GOCHSHEIM – Insgesamt wirkten bei den diesjährigen Kontrollen und Säuberungen der Nistkästen 13 Naturfreunde des Vereins für Gartenbau und Landespflege Gochsheim, des LBV und des Vogelschutzvereins Schweinfurt mit.
Sie holten die über 500 in den Gochsheimer Waldgebieten Esbachholz (Espig), Oberholz und Rückerschlag von den Bäumen, kontrollierten und registrierten den Inhalt, räumten danach die Kästen aus und säuberten sie, wenn nicht gerade noch Fledermäuse darin wohnten.
Vorsicht war geboten, da neben Nachfaltern oft auch Hornissen und Wespen Nachmieter der ausgeflogenen Vögel und Fledermäuse werden, mitunter aber auch Siebenschläfer und Mäuse.
Zurückgelassene Eier, Federn und der Kot lassen Rückschlüsse auf die früheren Bewohner zu. Bei den Vögeln sind am häufigsten Kohl- und Blaumeisen, aber auch Trauerschnäpper und Halsbandschnäpper, Kleiber und Haus- und Gartenrotschwänze zu finden. Die verschiedenen Fledermausarten bevorzugen Holzbetonröhren, da diese kaum Licht einlassen.
Unbeliebte Störenfriede sind die Spechte, die immer häufiger vorkommen und sich weder durch Bleche noch durch den Holzbeton davon abhalten lassen, mit ihrem Schnabel Öffnungen in die Kästen zu klopfen.
Die Kontroll- und Säuberungsaktionen wurden ab 1984 fast vierzig Jahre lang durch Karl und Helene Günzel geleitet, die beide als Fachleute für Ornithologie und Fledermauskunde galten. Besonders nach dem Tod ihres Mannes bekam Helene Günzel Unterstützung durch den LBV und Vogelschutzverein Schweinfurt und den VGL Gochsheim. Familie Günzel hatte diese Aufgabe von H. Lamb übernommen, der seit 1965 diese Erfassung durchgeführt hatte.

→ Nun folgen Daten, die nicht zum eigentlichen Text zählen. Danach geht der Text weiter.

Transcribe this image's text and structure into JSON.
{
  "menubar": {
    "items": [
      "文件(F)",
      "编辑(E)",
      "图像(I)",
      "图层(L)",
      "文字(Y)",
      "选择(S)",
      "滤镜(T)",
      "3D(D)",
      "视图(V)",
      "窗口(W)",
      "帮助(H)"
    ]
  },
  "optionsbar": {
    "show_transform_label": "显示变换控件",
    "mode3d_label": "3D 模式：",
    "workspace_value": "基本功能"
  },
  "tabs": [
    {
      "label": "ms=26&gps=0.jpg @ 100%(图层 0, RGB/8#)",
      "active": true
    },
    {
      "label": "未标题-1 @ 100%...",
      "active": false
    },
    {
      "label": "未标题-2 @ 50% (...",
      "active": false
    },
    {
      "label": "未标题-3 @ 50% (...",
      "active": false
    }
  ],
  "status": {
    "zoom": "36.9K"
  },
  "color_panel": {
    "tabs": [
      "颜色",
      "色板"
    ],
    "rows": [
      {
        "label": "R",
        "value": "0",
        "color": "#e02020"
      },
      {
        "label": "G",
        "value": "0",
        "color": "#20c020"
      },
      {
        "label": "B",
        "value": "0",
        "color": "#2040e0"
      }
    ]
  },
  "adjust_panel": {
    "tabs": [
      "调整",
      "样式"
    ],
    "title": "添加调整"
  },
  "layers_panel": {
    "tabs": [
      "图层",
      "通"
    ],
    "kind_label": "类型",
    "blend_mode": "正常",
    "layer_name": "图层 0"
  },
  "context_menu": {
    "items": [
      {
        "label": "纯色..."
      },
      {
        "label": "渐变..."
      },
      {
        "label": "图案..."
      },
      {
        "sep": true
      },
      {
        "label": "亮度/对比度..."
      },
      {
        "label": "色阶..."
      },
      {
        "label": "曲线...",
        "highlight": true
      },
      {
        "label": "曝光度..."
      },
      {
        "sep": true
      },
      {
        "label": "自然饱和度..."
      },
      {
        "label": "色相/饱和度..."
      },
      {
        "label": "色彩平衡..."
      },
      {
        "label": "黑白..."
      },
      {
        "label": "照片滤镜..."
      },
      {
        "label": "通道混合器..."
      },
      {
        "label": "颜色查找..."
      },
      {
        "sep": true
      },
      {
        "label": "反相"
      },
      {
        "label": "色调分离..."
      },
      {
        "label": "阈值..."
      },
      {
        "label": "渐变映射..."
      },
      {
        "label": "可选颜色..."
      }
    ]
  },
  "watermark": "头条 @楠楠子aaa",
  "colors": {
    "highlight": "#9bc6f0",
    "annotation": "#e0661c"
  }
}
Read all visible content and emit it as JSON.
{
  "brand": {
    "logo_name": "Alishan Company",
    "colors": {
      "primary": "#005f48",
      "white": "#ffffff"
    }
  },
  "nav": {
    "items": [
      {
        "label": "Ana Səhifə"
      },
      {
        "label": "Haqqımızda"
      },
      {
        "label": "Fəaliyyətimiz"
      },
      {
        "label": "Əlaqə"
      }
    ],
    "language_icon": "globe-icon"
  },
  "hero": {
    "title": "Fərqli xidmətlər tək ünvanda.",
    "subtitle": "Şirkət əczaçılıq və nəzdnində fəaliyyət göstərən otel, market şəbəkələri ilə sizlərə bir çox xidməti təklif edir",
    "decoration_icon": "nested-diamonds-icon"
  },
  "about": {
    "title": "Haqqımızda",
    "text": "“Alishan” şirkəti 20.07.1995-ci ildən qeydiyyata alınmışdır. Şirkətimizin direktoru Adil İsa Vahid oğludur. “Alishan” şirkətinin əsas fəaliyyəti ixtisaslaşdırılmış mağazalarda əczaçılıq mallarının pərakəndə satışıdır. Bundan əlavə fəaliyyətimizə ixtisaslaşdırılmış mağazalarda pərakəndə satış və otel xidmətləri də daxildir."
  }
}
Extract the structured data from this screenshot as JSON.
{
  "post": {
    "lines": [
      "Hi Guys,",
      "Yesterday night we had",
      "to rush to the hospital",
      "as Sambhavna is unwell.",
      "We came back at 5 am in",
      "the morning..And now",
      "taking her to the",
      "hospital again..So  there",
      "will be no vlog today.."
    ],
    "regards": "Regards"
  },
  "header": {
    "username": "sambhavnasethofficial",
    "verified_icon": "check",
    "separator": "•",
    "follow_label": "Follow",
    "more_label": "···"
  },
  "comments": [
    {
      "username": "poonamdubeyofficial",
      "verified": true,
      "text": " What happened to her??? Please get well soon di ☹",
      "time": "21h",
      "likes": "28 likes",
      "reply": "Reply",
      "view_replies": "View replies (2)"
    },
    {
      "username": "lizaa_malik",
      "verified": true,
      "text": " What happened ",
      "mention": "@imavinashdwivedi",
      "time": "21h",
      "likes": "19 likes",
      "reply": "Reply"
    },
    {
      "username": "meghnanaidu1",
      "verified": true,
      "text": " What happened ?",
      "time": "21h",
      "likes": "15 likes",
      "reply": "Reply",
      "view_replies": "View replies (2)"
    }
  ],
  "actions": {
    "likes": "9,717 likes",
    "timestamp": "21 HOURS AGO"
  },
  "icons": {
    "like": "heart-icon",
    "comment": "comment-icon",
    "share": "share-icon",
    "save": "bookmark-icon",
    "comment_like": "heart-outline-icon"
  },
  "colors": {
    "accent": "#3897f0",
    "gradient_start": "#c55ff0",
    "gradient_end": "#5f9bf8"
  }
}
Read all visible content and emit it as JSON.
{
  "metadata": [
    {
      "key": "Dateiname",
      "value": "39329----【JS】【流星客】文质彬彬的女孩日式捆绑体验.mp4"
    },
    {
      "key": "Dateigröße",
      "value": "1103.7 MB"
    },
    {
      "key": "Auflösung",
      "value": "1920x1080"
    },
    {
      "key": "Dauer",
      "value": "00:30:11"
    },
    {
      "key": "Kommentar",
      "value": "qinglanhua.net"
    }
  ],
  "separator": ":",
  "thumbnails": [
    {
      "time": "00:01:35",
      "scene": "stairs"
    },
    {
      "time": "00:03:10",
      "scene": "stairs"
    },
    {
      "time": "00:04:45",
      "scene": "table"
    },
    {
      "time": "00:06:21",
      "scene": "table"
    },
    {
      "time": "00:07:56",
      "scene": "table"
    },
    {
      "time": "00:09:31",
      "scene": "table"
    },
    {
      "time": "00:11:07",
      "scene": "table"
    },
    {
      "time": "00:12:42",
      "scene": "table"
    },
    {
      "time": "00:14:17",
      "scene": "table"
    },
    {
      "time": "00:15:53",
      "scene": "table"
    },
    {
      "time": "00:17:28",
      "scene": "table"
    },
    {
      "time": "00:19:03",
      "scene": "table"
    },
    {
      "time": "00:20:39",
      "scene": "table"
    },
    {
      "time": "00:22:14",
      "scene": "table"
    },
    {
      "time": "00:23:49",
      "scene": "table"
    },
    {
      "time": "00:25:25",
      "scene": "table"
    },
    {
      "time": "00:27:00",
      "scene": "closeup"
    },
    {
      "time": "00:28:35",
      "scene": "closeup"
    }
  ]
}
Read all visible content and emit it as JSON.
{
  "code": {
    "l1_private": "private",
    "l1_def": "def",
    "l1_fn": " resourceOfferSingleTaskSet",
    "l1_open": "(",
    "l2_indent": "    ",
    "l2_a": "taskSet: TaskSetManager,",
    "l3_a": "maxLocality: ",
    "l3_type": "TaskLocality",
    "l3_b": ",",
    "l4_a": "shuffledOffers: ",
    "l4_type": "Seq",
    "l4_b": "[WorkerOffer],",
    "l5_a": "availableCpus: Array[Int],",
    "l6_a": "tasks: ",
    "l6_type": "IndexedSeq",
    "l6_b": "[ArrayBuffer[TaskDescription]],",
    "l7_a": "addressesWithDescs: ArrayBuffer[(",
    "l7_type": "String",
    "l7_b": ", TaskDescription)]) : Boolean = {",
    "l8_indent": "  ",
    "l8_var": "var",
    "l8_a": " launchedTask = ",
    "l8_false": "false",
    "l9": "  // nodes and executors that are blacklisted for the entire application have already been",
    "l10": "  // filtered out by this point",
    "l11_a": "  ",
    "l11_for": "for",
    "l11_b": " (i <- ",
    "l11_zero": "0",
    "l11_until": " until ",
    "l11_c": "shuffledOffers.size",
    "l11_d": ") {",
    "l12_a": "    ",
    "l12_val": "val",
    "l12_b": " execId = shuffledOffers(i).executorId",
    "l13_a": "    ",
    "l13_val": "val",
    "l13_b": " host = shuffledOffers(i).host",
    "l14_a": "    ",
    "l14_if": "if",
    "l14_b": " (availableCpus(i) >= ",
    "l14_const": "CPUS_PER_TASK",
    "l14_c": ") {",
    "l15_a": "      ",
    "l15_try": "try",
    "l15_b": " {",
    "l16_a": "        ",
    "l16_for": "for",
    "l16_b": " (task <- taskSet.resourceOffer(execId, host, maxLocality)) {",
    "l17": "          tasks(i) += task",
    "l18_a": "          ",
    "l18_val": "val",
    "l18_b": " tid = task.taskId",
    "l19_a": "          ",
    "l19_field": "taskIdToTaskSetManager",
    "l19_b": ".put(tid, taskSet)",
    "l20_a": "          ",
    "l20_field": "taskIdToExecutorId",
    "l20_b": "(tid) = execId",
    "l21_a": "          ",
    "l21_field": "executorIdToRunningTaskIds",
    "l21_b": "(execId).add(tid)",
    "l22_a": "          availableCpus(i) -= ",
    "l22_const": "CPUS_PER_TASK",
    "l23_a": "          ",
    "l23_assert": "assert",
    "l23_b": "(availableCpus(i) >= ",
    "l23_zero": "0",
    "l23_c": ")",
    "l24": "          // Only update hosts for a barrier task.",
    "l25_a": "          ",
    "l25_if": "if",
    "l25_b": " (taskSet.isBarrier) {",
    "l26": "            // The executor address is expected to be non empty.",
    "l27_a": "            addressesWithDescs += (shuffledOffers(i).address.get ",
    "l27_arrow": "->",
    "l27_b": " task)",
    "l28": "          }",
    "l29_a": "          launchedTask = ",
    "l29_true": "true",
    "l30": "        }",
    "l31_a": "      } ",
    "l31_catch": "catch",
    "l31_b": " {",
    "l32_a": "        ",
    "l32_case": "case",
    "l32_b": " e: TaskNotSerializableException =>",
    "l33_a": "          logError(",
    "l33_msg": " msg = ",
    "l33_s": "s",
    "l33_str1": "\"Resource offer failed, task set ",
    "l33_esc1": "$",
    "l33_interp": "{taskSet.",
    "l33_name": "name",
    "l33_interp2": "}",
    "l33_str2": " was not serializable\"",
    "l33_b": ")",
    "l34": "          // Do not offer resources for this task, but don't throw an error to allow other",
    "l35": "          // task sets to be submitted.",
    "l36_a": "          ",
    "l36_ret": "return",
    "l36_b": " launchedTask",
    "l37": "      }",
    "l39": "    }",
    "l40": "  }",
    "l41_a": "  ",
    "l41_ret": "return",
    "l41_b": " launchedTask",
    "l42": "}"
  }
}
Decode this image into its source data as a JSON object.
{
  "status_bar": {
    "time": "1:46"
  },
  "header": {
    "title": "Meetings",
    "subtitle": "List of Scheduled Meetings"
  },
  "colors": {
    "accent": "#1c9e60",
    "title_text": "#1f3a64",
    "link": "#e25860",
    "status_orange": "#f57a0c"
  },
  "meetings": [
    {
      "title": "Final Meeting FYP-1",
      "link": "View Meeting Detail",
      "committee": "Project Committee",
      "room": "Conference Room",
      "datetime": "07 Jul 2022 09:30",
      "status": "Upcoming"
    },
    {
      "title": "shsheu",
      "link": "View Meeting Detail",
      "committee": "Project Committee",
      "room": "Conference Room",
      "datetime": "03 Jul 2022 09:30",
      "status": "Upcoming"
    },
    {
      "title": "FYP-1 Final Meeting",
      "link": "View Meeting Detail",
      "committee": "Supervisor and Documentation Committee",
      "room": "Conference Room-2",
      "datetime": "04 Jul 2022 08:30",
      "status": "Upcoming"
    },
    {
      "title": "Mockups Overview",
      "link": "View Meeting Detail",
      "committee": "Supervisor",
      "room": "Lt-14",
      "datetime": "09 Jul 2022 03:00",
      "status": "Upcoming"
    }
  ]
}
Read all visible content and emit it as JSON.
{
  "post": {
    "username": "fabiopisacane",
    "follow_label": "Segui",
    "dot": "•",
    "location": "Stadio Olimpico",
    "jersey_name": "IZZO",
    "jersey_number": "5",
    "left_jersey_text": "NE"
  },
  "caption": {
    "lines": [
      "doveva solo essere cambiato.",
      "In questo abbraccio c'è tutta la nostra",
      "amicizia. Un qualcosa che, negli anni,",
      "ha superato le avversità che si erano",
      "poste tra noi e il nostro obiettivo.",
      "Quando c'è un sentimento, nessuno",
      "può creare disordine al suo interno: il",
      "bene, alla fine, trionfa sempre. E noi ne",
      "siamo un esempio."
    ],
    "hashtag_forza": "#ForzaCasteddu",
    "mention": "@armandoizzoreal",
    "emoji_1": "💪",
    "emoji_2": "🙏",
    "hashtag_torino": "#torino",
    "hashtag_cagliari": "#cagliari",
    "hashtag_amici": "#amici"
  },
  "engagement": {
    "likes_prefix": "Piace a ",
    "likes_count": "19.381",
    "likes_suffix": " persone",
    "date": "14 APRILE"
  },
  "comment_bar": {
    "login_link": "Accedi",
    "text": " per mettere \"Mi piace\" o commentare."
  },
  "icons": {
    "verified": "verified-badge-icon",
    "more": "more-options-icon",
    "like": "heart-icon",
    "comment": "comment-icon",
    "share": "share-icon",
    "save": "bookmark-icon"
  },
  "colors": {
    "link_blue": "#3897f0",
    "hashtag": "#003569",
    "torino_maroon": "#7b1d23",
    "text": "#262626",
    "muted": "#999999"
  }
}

Inzwischen sind die Brutkästen GPS-mäßig erfasst, die Nummerierung dient nur noch als zusätzliche Absicherung.
Neben Dr. Ernst Bartels, Erwin Pfister, Werner Böhnlein, Edgar Hetterich, Marlis Heyer und Jürgen Grabsch waren bei den diesjährigen Aktionen im Einsatz: Oskar und Maria Bekirov, Sonja Müller, Anke und Raimund Rödel, Christine Lueger und Chris McRoberts.
Die auf diese Weise gewonnenen Daten geben Aufschluss über sich verändernde Populationen bei Vogel- und Fledermausarten.
Auf den Bildern:
In wechselnder Besetzung kontrollierten und säuberten die Naturfreunde die in den Gochsheimer Waldstücken Esbachholz, Rückerschlag und Oberholz aufgehängten über 500 Nistkästen. Hier von links: Dr. Ernst Bartels, Erwin Pfister, Werner Böhnlein, Edgar Hetterich, Marlis Heyer und Jürgen Grabsch.
Die in den Nistkästen vorgefundenen Relikte geben Aufschluss über die bisherigen Bewohner. Oft sind auch zurückgelassene Eier darunter.
Marlis Heyer holte den nummerierten Nistkasten vom Baum und Dr. Ernst Bartels und Edgar Hetterich kontrollierten den Inhalt und räumten den Kasten aus.
Text/Fotos: Peter Volz
Werden nur einzelne zurückgelassene Eier in den Nestern gefunden, waren diese vielleicht nicht befruchtet, sind es aber ganze Gelege, können die Eltern vielleicht gestört oder getötet worden sein.